Овация продолжалась еще какое-то время, но в конце концов все снова уселись, издав при этом характерный звук сотен людей, одновременно занимающих свои места. Потом наступила мертвая тишина. Мне прямо в глаза светил прожектор, поэтому лица публики сливались в единое пятно, делая невозможным для меня выделить из них окрыленную Дарси. Меня это обеспокоило, но вскоре я вспомнил, что Дарси, если она вообще явится, не станет сидеть в кресле, а будет парить в воздухе. Я понимал, что мне требуется вызвать к жизни сильного Лукаса, чтобы он произнес необходимые слова, почтил память погибших и подкрепил дух собравшихся, но я был полностью поглощен желанием в последний раз увидеть свою жену в ангельском обличье.
«Запрокинь голову и подними лицо кверху», сказал у меня в голове какой-то подозрительный незнакомый голос.
Мне и так очень хотелось сделать именно это, но тут меня полностью парализовал внезапный ужас.
«Посмотри наверх! Сейчас же!» – приказал голос, и меня начало неудержимо трясти.
– Лукас! Все в порядке! – услышал я голос Джилл из зала. – Я иду!
Судя по доносившимся до меня звукам, люди вставали, чтобы дать Джилл проход, а она спешила к сцене, на которой я стоял. Я различал ее торопливые шаги. Потом они перешли в бег. Я понял, что мое время почти истекло.
«Пора!» – сказал темный голос. – «Хватит!»
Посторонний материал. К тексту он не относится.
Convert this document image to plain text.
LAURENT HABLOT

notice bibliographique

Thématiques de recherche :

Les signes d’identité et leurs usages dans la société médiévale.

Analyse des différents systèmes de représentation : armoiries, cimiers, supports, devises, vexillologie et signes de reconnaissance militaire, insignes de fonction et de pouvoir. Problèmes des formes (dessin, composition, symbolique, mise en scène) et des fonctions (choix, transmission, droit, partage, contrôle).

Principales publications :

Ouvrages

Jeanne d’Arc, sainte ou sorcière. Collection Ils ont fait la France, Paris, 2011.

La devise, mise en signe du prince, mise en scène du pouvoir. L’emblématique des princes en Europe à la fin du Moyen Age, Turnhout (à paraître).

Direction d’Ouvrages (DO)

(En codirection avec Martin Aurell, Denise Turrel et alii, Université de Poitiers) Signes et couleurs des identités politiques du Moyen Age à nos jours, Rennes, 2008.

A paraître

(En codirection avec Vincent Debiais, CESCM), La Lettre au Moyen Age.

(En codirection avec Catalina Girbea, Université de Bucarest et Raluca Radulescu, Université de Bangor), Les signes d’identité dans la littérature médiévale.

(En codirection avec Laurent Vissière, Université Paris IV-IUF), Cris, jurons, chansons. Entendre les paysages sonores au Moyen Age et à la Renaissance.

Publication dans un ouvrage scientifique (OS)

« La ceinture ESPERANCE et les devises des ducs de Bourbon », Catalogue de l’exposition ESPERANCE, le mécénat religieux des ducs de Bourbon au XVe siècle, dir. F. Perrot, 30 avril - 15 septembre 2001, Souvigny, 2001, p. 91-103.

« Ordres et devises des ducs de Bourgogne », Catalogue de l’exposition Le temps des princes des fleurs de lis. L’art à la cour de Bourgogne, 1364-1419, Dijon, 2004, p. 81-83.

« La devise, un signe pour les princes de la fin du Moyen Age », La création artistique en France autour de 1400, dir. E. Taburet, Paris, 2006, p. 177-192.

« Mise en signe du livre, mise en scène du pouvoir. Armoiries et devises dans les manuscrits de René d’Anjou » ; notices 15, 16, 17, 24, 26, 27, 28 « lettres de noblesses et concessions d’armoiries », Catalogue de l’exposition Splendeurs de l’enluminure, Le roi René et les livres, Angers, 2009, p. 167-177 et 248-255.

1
Я почувствовал, будто кто-то схватил меня сзади за волосы и потянул вниз, так что мое лицо задралось кверху и я вынужден был посмотреть на потолок – на Микеланджело в варианте для Мажестика, как Дарси всегда его называла. На картину, которую мы с ней восхищенно разглядывали всякий раз, когда оказывались в этом здании. Я увидел и солнце, и небо, и облака. Но кроме них я увидел еще и то, что бросило меня на колени. Потом я закричал. Потом стал колотить себя по голове, по груди, по бедрам. Потом принялся сдирать ногтями кожу с лица. Я значительно преуспел в нанесении себе ущерба, прежде чем добрые горожане сумели меня скрутить, под всхлипывания Джилл, которая непрерывно бормотала извинения.
Вскоре я, крепко прикованный к носилкам, уносился прочь в машине скорой помощи, и два молодых фельдшера, едущих со мной, уверяли меня, что все будет хорошо. Хорошо не будет еще очень долго, в этом я был уверен. Поэтому я продолжал кричать.